The following article appeared in The Boston Herald. I guess the state considers it "inevitable."
Casino gambling in the Bay State is moving closer to reality.
Senate President Therese Murray told business leaders yesterday that lawmakers are working with state Attorney General Martha Coakley’s office to craft casino regulations that would be ready by the time expanded gambling is approved on Beacon Hill.
“We want to have a regulatory structure in place before a bill comes out,” she said. “I’m told that gambling brings certain types of crime, such as money laundering and gang activity. We want to make sure that we have the regulatory authority to oversee whatever comes out of the Legislature.”
In April, Murray said that she, House Speaker Robert DeLeo and Deval Patrick had agreed to support expanded gambling legislation this fall.
Murray acknowledged that the discussions are under way despite the fact that Foxwoods Resort Casino in Connecticut laid off 67 employees this week and slot revenues are off.
“There’s still up to $900 million going out of the state to Connecticut and Rhode Island gambling facilities, and we’d like to capture that,” she said.
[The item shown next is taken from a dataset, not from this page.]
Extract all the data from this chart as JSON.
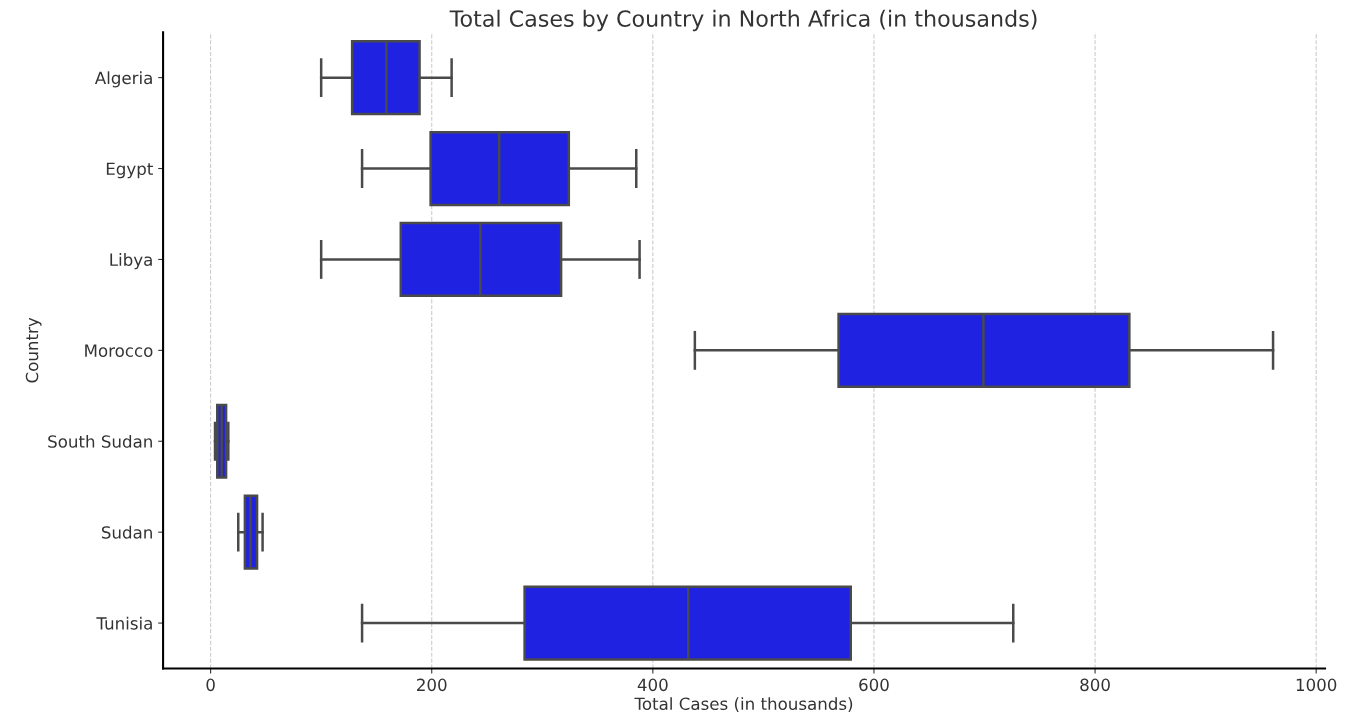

With consumers spending less money on gambling amid the economic downturn, Connecticut’s Division of Special Revenue reported that slot revenues at Foxwoods and Mohegan Sun have fallen by 7.5 percent to $736.4 million for the first six months of 2009 compared to $796 million for the same period last year.
Still, a recent study of gambling in Connecticut found that Foxwoods and Mohegan Sun have contributed nearly $5 billion to the state and municipal governments since 1992.
Last year, Massachusetts residents accounted for 31 percent of the patrons at Foxwoods and 17 percent at Mohegan Sun, according to the Center for Policy Analysis at the University of Massachusetts at Dartmouth.